Proof of Concept
Concept of Our Design
Product Design
Figure 1. Design Drawing of the product - Arsenic Biosensor
We plan to design an arsenic biosensor by genetically engineering E. coli to alarm people by giving the sign of green fluorescence when sensing the existence of the environmental arsenic.
As showing in the figure 1, our product will be used as a home kit for daily life and will be designed as possible as portable for our customers to carry with. Besides, we will combine the tube with a reference card to determine the amount of the environmental arsenic.
Engineered Bacteria
Figure 2: The Self Defense Mechanism of E. coli in the Presence of Arsenic
E.coli will naturally react when arsenic is present in the environment with a series of defense metabolisms. According to Figure 2, when arsenic is present in the cytosol of E. coli, it will bind to ArsD and ArsR proteins, which, when not bound to arsenic, inhibits the expression of ARSA, ARSB, and ARSC genes, which are all located downstream of ARSD and ARSR genes. When ArsD and ArsR proteins bind to arsenic, it will no longer inhibit the expression of downstream genes. Additionally, ArsA proteins may also bind to arsenic, and the ArsA-arsenic complex may also promote the expression of downstream genes (not shown in figure).
Plasmid Construction
Figure 3: Plasmid Map of ARS/amilGFP Plasmids Transferred Into Competent E. coli
The plasmid would be constructed in such a way that an amilGFP sequence directly follows a single ARS sequence that is ARSA, ARSD, or ARSR. For instance, in Figure 3, said amilGFP sequence follows an ARSR sequence. When arsenic that is present in the cytosol of E. coli binds to the Ars proteins, the inhibition of the expression of amilGFP is ceased, allowing amilGFP to be expressed. Hence, green fluorescence in the E. coli would indicate the prescence of arsenic.
Proof by Experiments
Validation of the Plasmid Construction
Figure 4: Gel Electrophoresis Results 1 of Colony PCR of Second Experimental Attempt
Figure 5. Gel Electrophoresis Results 2 of Colony PCR of Second Experimental Attempt
Figures 4 and 5 show the result for colony PCR identification on the E.coli with ARS/amilGFP inserted that were cultivated previously. All samples are determined to have bands of corresponding molecular sizes, which shows that all selected colonies yielded positive results of ARS and amilGFP genes.

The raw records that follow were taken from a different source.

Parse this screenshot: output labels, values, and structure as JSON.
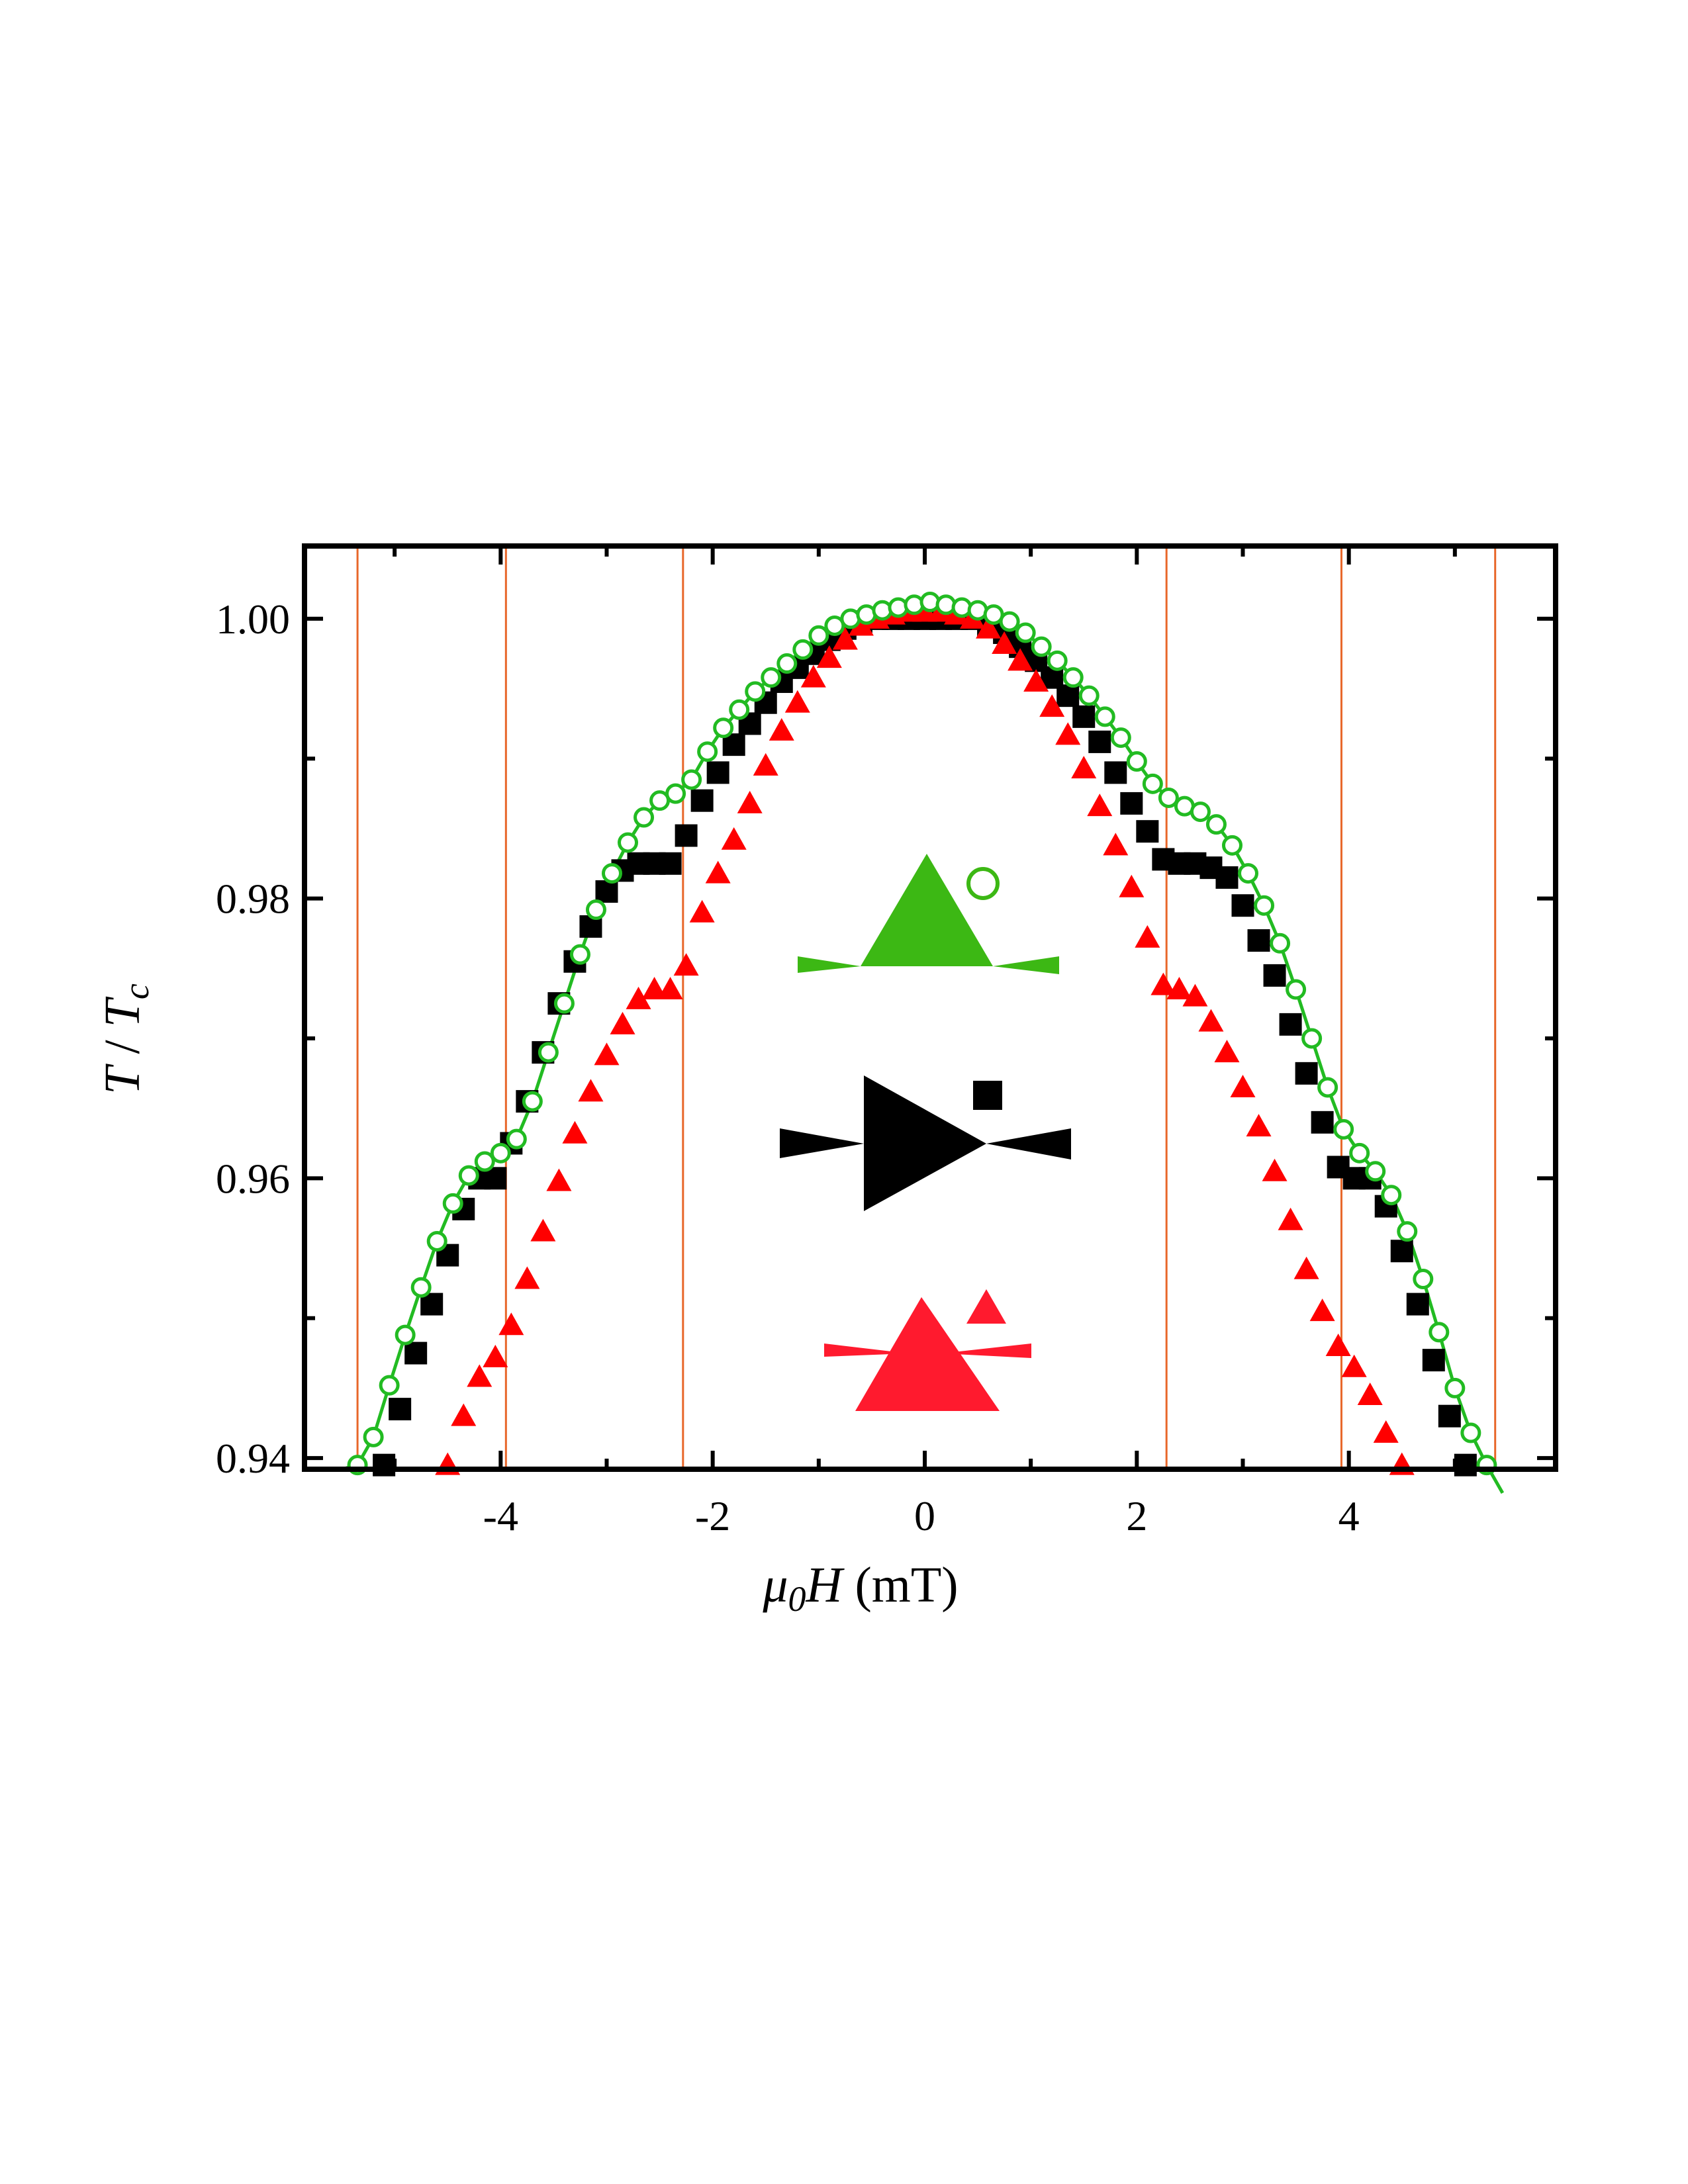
{
  "chart_data": {
    "type": "scatter",
    "title": "",
    "xlabel": {
      "symbol": "μ",
      "sub": "0",
      "var": "H",
      "unit": " (mT)"
    },
    "ylabel": {
      "var": "T",
      "sep": " / ",
      "var2": "T",
      "sub": "c"
    },
    "xlim": [
      -5.85,
      5.95
    ],
    "ylim": [
      0.9392,
      1.0052
    ],
    "xticks": [
      -4,
      -2,
      0,
      2,
      4
    ],
    "xtick_labels": [
      "-4",
      "-2",
      "0",
      "2",
      "4"
    ],
    "yticks": [
      0.94,
      0.96,
      0.98,
      1.0
    ],
    "ytick_labels": [
      "0.94",
      "0.96",
      "0.98",
      "1.00"
    ],
    "grid": false,
    "vlines": {
      "color": "#e8672a",
      "x": [
        -5.35,
        -3.95,
        -2.28,
        2.28,
        3.93,
        5.38
      ]
    },
    "series": [
      {
        "marker": "square",
        "color": "#000000",
        "points": [
          [
            -5.1,
            0.9395
          ],
          [
            -4.95,
            0.9435
          ],
          [
            -4.8,
            0.9475
          ],
          [
            -4.65,
            0.951
          ],
          [
            -4.5,
            0.9545
          ],
          [
            -4.35,
            0.9578
          ],
          [
            -4.2,
            0.96
          ],
          [
            -4.05,
            0.96
          ],
          [
            -3.9,
            0.9625
          ],
          [
            -3.75,
            0.9655
          ],
          [
            -3.6,
            0.969
          ],
          [
            -3.45,
            0.9725
          ],
          [
            -3.3,
            0.9755
          ],
          [
            -3.15,
            0.978
          ],
          [
            -3.0,
            0.9805
          ],
          [
            -2.85,
            0.982
          ],
          [
            -2.7,
            0.9825
          ],
          [
            -2.55,
            0.9825
          ],
          [
            -2.4,
            0.9825
          ],
          [
            -2.25,
            0.9845
          ],
          [
            -2.1,
            0.987
          ],
          [
            -1.95,
            0.989
          ],
          [
            -1.8,
            0.991
          ],
          [
            -1.65,
            0.9925
          ],
          [
            -1.5,
            0.994
          ],
          [
            -1.35,
            0.9955
          ],
          [
            -1.2,
            0.9965
          ],
          [
            -1.05,
            0.9975
          ],
          [
            -0.9,
            0.9985
          ],
          [
            -0.75,
            0.9993
          ],
          [
            -0.6,
            0.9998
          ],
          [
            -0.45,
            1.0
          ],
          [
            -0.3,
            1.0
          ],
          [
            -0.15,
            1.0
          ],
          [
            0.0,
            1.0
          ],
          [
            0.15,
            1.0
          ],
          [
            0.3,
            1.0
          ],
          [
            0.45,
            1.0
          ],
          [
            0.6,
            0.9995
          ],
          [
            0.75,
            0.999
          ],
          [
            0.9,
            0.998
          ],
          [
            1.05,
            0.997
          ],
          [
            1.2,
            0.9958
          ],
          [
            1.35,
            0.9945
          ],
          [
            1.5,
            0.993
          ],
          [
            1.65,
            0.9912
          ],
          [
            1.8,
            0.989
          ],
          [
            1.95,
            0.9868
          ],
          [
            2.1,
            0.9848
          ],
          [
            2.25,
            0.9828
          ],
          [
            2.4,
            0.9825
          ],
          [
            2.55,
            0.9825
          ],
          [
            2.7,
            0.9822
          ],
          [
            2.85,
            0.9815
          ],
          [
            3.0,
            0.9795
          ],
          [
            3.15,
            0.977
          ],
          [
            3.3,
            0.9745
          ],
          [
            3.45,
            0.971
          ],
          [
            3.6,
            0.9675
          ],
          [
            3.75,
            0.964
          ],
          [
            3.9,
            0.9608
          ],
          [
            4.05,
            0.96
          ],
          [
            4.2,
            0.96
          ],
          [
            4.35,
            0.958
          ],
          [
            4.5,
            0.9548
          ],
          [
            4.65,
            0.951
          ],
          [
            4.8,
            0.947
          ],
          [
            4.95,
            0.943
          ],
          [
            5.1,
            0.9395
          ]
        ]
      },
      {
        "marker": "triangle",
        "color": "#ff0000",
        "points": [
          [
            -4.5,
            0.9395
          ],
          [
            -4.35,
            0.943
          ],
          [
            -4.2,
            0.9458
          ],
          [
            -4.05,
            0.9472
          ],
          [
            -3.9,
            0.9495
          ],
          [
            -3.75,
            0.9528
          ],
          [
            -3.6,
            0.9562
          ],
          [
            -3.45,
            0.9598
          ],
          [
            -3.3,
            0.9632
          ],
          [
            -3.15,
            0.9662
          ],
          [
            -3.0,
            0.9688
          ],
          [
            -2.85,
            0.971
          ],
          [
            -2.7,
            0.9728
          ],
          [
            -2.55,
            0.9735
          ],
          [
            -2.4,
            0.9735
          ],
          [
            -2.25,
            0.9752
          ],
          [
            -2.1,
            0.979
          ],
          [
            -1.95,
            0.9818
          ],
          [
            -1.8,
            0.9842
          ],
          [
            -1.65,
            0.9868
          ],
          [
            -1.5,
            0.9895
          ],
          [
            -1.35,
            0.992
          ],
          [
            -1.2,
            0.994
          ],
          [
            -1.05,
            0.9958
          ],
          [
            -0.9,
            0.9972
          ],
          [
            -0.75,
            0.9985
          ],
          [
            -0.6,
            0.9995
          ],
          [
            -0.45,
            1.0
          ],
          [
            -0.3,
            1.0003
          ],
          [
            -0.15,
            1.0005
          ],
          [
            0.0,
            1.0005
          ],
          [
            0.15,
            1.0005
          ],
          [
            0.3,
            1.0003
          ],
          [
            0.45,
            1.0
          ],
          [
            0.6,
            0.9993
          ],
          [
            0.75,
            0.9982
          ],
          [
            0.9,
            0.997
          ],
          [
            1.05,
            0.9955
          ],
          [
            1.2,
            0.9937
          ],
          [
            1.35,
            0.9917
          ],
          [
            1.5,
            0.9893
          ],
          [
            1.65,
            0.9866
          ],
          [
            1.8,
            0.9838
          ],
          [
            1.95,
            0.9808
          ],
          [
            2.1,
            0.9772
          ],
          [
            2.25,
            0.9738
          ],
          [
            2.4,
            0.9735
          ],
          [
            2.55,
            0.973
          ],
          [
            2.7,
            0.9712
          ],
          [
            2.85,
            0.969
          ],
          [
            3.0,
            0.9665
          ],
          [
            3.15,
            0.9637
          ],
          [
            3.3,
            0.9605
          ],
          [
            3.45,
            0.957
          ],
          [
            3.6,
            0.9535
          ],
          [
            3.75,
            0.9505
          ],
          [
            3.9,
            0.948
          ],
          [
            4.05,
            0.9465
          ],
          [
            4.2,
            0.9445
          ],
          [
            4.35,
            0.9418
          ],
          [
            4.5,
            0.9395
          ]
        ]
      },
      {
        "marker": "circle",
        "color": "#22bb22",
        "points": [
          [
            -5.35,
            0.9395
          ],
          [
            -5.2,
            0.9415
          ],
          [
            -5.05,
            0.9452
          ],
          [
            -4.9,
            0.9488
          ],
          [
            -4.75,
            0.9522
          ],
          [
            -4.6,
            0.9555
          ],
          [
            -4.45,
            0.9582
          ],
          [
            -4.3,
            0.9602
          ],
          [
            -4.15,
            0.9612
          ],
          [
            -4.0,
            0.9618
          ],
          [
            -3.85,
            0.9628
          ],
          [
            -3.7,
            0.9655
          ],
          [
            -3.55,
            0.969
          ],
          [
            -3.4,
            0.9725
          ],
          [
            -3.25,
            0.976
          ],
          [
            -3.1,
            0.9792
          ],
          [
            -2.95,
            0.9818
          ],
          [
            -2.8,
            0.984
          ],
          [
            -2.65,
            0.9858
          ],
          [
            -2.5,
            0.987
          ],
          [
            -2.35,
            0.9875
          ],
          [
            -2.2,
            0.9885
          ],
          [
            -2.05,
            0.9905
          ],
          [
            -1.9,
            0.9922
          ],
          [
            -1.75,
            0.9935
          ],
          [
            -1.6,
            0.9948
          ],
          [
            -1.45,
            0.9958
          ],
          [
            -1.3,
            0.9968
          ],
          [
            -1.15,
            0.9978
          ],
          [
            -1.0,
            0.9988
          ],
          [
            -0.85,
            0.9995
          ],
          [
            -0.7,
            1.0
          ],
          [
            -0.55,
            1.0003
          ],
          [
            -0.4,
            1.0006
          ],
          [
            -0.25,
            1.0008
          ],
          [
            -0.1,
            1.001
          ],
          [
            0.05,
            1.0012
          ],
          [
            0.2,
            1.001
          ],
          [
            0.35,
            1.0008
          ],
          [
            0.5,
            1.0006
          ],
          [
            0.65,
            1.0003
          ],
          [
            0.8,
            0.9998
          ],
          [
            0.95,
            0.999
          ],
          [
            1.1,
            0.998
          ],
          [
            1.25,
            0.997
          ],
          [
            1.4,
            0.9958
          ],
          [
            1.55,
            0.9945
          ],
          [
            1.7,
            0.993
          ],
          [
            1.85,
            0.9915
          ],
          [
            2.0,
            0.9898
          ],
          [
            2.15,
            0.9882
          ],
          [
            2.3,
            0.9872
          ],
          [
            2.45,
            0.9866
          ],
          [
            2.6,
            0.9862
          ],
          [
            2.75,
            0.9853
          ],
          [
            2.9,
            0.9838
          ],
          [
            3.05,
            0.9818
          ],
          [
            3.2,
            0.9795
          ],
          [
            3.35,
            0.9768
          ],
          [
            3.5,
            0.9735
          ],
          [
            3.65,
            0.97
          ],
          [
            3.8,
            0.9665
          ],
          [
            3.95,
            0.9635
          ],
          [
            4.1,
            0.9618
          ],
          [
            4.25,
            0.9605
          ],
          [
            4.4,
            0.9588
          ],
          [
            4.55,
            0.9562
          ],
          [
            4.7,
            0.9528
          ],
          [
            4.85,
            0.949
          ],
          [
            5.0,
            0.945
          ],
          [
            5.15,
            0.9418
          ],
          [
            5.3,
            0.9395
          ]
        ]
      }
    ],
    "fit_line": {
      "color": "#22bb22",
      "x": [
        -5.5,
        -5.35,
        -5.2,
        -5.05,
        -4.9,
        -4.75,
        -4.6,
        -4.45,
        -4.3,
        -4.15,
        -4.0,
        -3.85,
        -3.7,
        -3.55,
        -3.4,
        -3.25,
        -3.1,
        -2.95,
        -2.8,
        -2.65,
        -2.5,
        -2.35,
        -2.2,
        -2.05,
        -1.9,
        -1.75,
        -1.6,
        -1.45,
        -1.3,
        -1.15,
        -1.0,
        -0.85,
        -0.7,
        -0.55,
        -0.4,
        -0.25,
        -0.1,
        0.05,
        0.2,
        0.35,
        0.5,
        0.65,
        0.8,
        0.95,
        1.1,
        1.25,
        1.4,
        1.55,
        1.7,
        1.85,
        2.0,
        2.15,
        2.3,
        2.45,
        2.6,
        2.75,
        2.9,
        3.05,
        3.2,
        3.35,
        3.5,
        3.65,
        3.8,
        3.95,
        4.1,
        4.25,
        4.4,
        4.55,
        4.7,
        4.85,
        5.0,
        5.15,
        5.3,
        5.45
      ],
      "y": [
        0.9392,
        0.9395,
        0.9415,
        0.9452,
        0.9488,
        0.9522,
        0.9555,
        0.9582,
        0.9602,
        0.9612,
        0.9618,
        0.9628,
        0.9655,
        0.969,
        0.9725,
        0.976,
        0.9792,
        0.9818,
        0.984,
        0.9858,
        0.987,
        0.9875,
        0.9885,
        0.9905,
        0.9922,
        0.9935,
        0.9948,
        0.9958,
        0.9968,
        0.9978,
        0.9988,
        0.9995,
        1.0,
        1.0003,
        1.0006,
        1.0008,
        1.001,
        1.0012,
        1.001,
        1.0008,
        1.0006,
        1.0003,
        0.9998,
        0.999,
        0.998,
        0.997,
        0.9958,
        0.9945,
        0.993,
        0.9915,
        0.9898,
        0.9882,
        0.9872,
        0.9866,
        0.9862,
        0.9853,
        0.9838,
        0.9818,
        0.9795,
        0.9768,
        0.9735,
        0.97,
        0.9665,
        0.9635,
        0.9618,
        0.9605,
        0.9588,
        0.9562,
        0.9528,
        0.949,
        0.945,
        0.9418,
        0.9395,
        0.9375
      ]
    },
    "insets": [
      {
        "name": "green-bowtie",
        "color": "#3cb814",
        "legend_marker": "circle"
      },
      {
        "name": "black-bowtie",
        "color": "#000000",
        "legend_marker": "square"
      },
      {
        "name": "red-bowtie",
        "color": "#ff1a2e",
        "legend_marker": "triangle"
      }
    ]
  }
}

In addition, we also sent these plamids to the sequencing company and the feedback was back up our expectation that all the plasmids were constructed correctly.
Validation of the Engineered Bacteria
Figure 6. Fluorescence Intensity of Transformed E. coli In Different Concentrations of C2H12AsNaO5 Solutions
Figure 6 displays the fluorescence intensity generated by an ARSD/amilGFP transformed E. coli reacting for 1 hour in C2H12AsNaO5 solutions. As showing above, the fluorescence was detected for all C2H12AsNaO5 concentrations that are above 0, which confirms that the engineered E. coli worked as intended.
We will shortly carry on several function tests in some inorganic arsenic solutions and the water sample to solid our theory.
In order to further confirm the quantitative relation between the fluorescence intensity and the amounts of the arsenic, more function tests data is required. Once the model is built, it will be another milestone for the development to implement our product - the arsenic biosensor.